AMANDA-II 2000-2006

John Kelley, UW-Madison, May 2008

Our observable in both the new physics and conventional hypotheses
is the zenith-angle / energy spectrum of atmospheric muon neutrinos. As an energy
proxy, we use the common energy-correlated observable *Nch*, or number of
channels / OMs hit during an event. To quantify agreement /
disagreement with a given hypothesis, we use a **binned likelihood
analysis** comparing the cosine of the Pandel-reconstructed zenith angle
and the *Nch* distribution with that predicted by a set of new physics or
conventional parameters that we wish to test.

Feldman and Cousins' paper
(physics/9711021)
describes how to build central confidence intervals using a likelihood
ratio as a test statistic, and gives a relevant example involving
conventional neutrino oscillations. The
downside is that they do not discuss the problem of how to incorporate
systematic errors. We address this by using an extension recommended by
Feldman in
a Fermilab
colloquium called the *profile construction method*.

The *profile likelihood* incorporates systematic errors /
nuisance parameters by choosing the "worst-case" set of nuisance
parameters for a given hypothesis. It is already used in the 'MINOS'
error methods of MINUIT; Feldman's method simply applies it to the frequentist
construction.

We refer the interested reader to our writeup of this procedure here (PDF).

A note on binning: in general, finer binning is better for a likelihood analysis, to the limit of an unbinned analysis using a continuous PDF; this increase in sensitivity is shown in the following figure.

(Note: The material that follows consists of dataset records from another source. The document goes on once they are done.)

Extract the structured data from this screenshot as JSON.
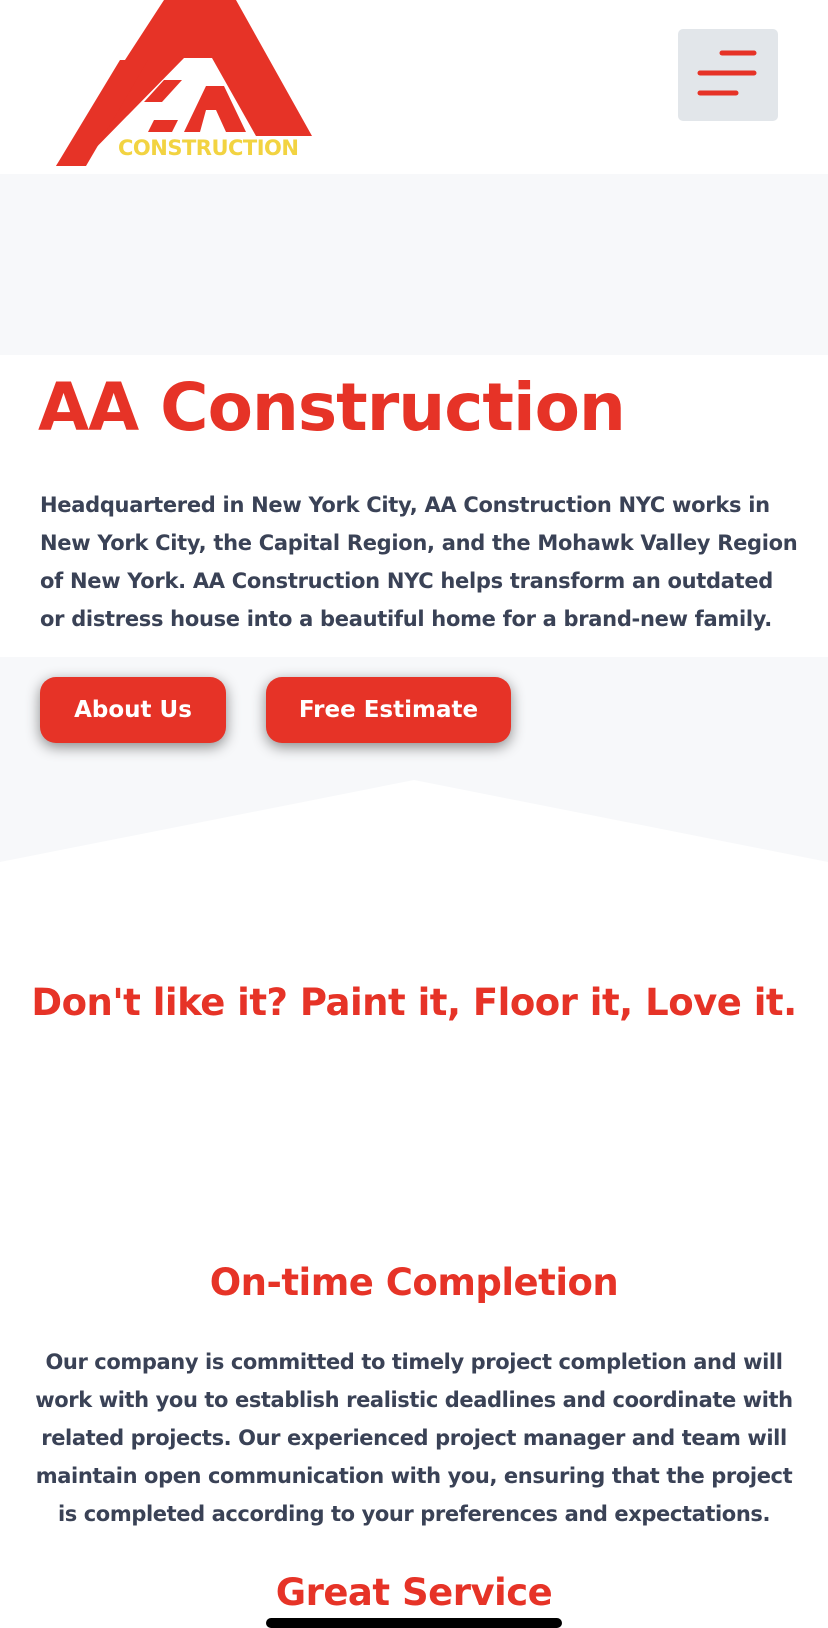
{
  "header": {
    "logo_wordmark": "CONSTRUCTION",
    "logo_mark": "AA",
    "menu_icon": "hamburger-menu-icon"
  },
  "hero": {
    "title": "AA Construction",
    "description": "Headquartered in New York City, AA Construction NYC works in New York City, the Capital Region, and the Mohawk Valley Region of New York.  AA Construction NYC helps transform an outdated or distress house into a beautiful home for a brand-new family.",
    "buttons": {
      "about": "About Us",
      "estimate": "Free Estimate"
    }
  },
  "tagline": "Don't like it? Paint it, Floor it, Love it.",
  "sections": {
    "ontime": {
      "title": "On-time Completion",
      "text": "Our company is committed to timely project completion and will work with you to establish realistic deadlines and coordinate with related projects. Our experienced project manager and team will maintain open communication with you, ensuring that the project is completed according to your preferences and expectations."
    },
    "service": {
      "title": "Great Service"
    }
  },
  "colors": {
    "brand_red": "#e63327",
    "brand_yellow": "#f2d341",
    "text_dark": "#3a4256",
    "band_gray": "#f7f8fa",
    "menu_bg": "#e2e6ea"
  }
}
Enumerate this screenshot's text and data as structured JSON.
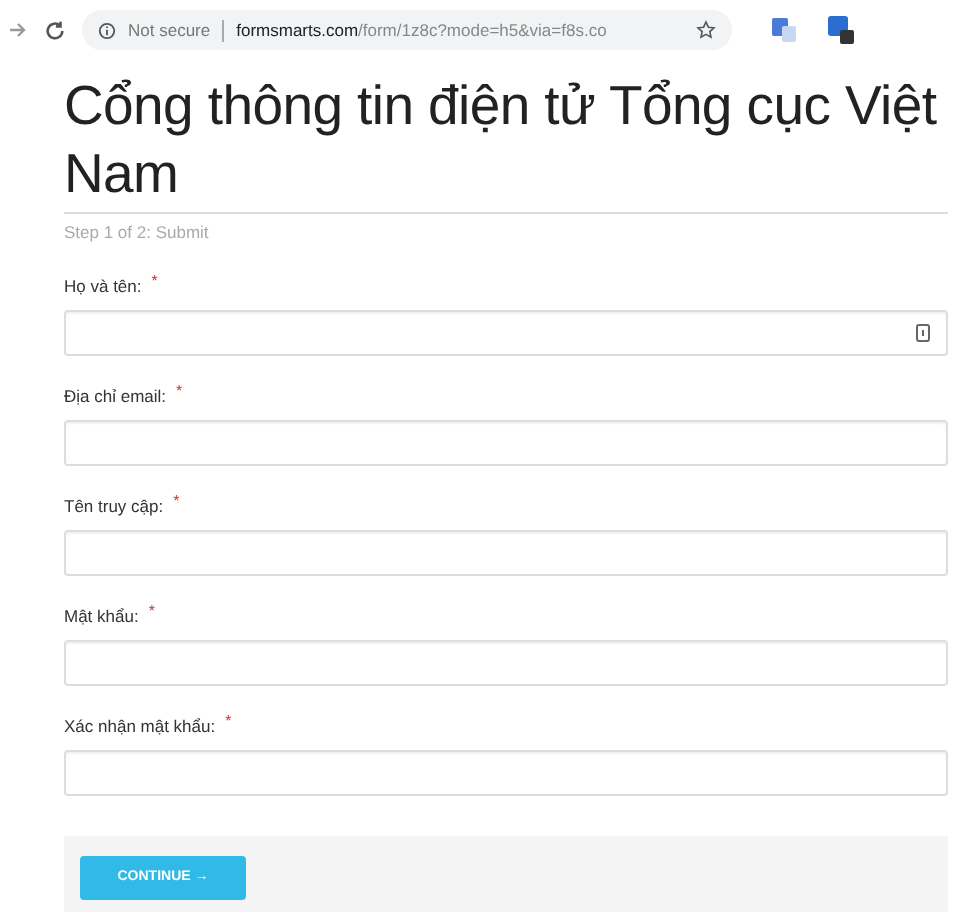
{
  "browser": {
    "security": "Not secure",
    "url_host": "formsmarts.com",
    "url_path": "/form/1z8c?mode=h5&via=f8s.co"
  },
  "form": {
    "title": "Cổng thông tin điện tử Tổng cục Việt Nam",
    "step": "Step 1 of 2: Submit",
    "fields": [
      {
        "label": "Họ và tên:",
        "required_mark": "*",
        "autofill_icon": true
      },
      {
        "label": "Địa chỉ email:",
        "required_mark": "*",
        "autofill_icon": false
      },
      {
        "label": "Tên truy cập:",
        "required_mark": "*",
        "autofill_icon": false
      },
      {
        "label": "Mật khẩu:",
        "required_mark": "*",
        "autofill_icon": false
      },
      {
        "label": "Xác nhận mật khẩu:",
        "required_mark": "*",
        "autofill_icon": false
      }
    ],
    "button": "CONTINUE →"
  }
}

In practice, though, binning more finely than makes sense for the detector (for example, exceeding the angular resolution) could potentially introduce artifacts from data/MC disagreement. Since the increase in sensitivity is not dramatic after 10x10, we choose the following for the range and binning for our observables:

Parameter |
Low |
High |
# of bins |

cos(Zenith) |
-1.0 |
0.0 |
10 |

Nch |
20 |
120 |
10 |

With regards to the range of the observables chosen: cos(Zenith) is
chosen to use only the events below the horizon. The lower end
of *Nch* is set by the multiplicity trigger. We cut off the upper
end of the *Nch* distribution after we drop to the level of a few
events at the final cut level -- beyond this, any small high-multiplicity
background contribution could significantly distort the likelihood. Expected
distributions are shown in the simulation section.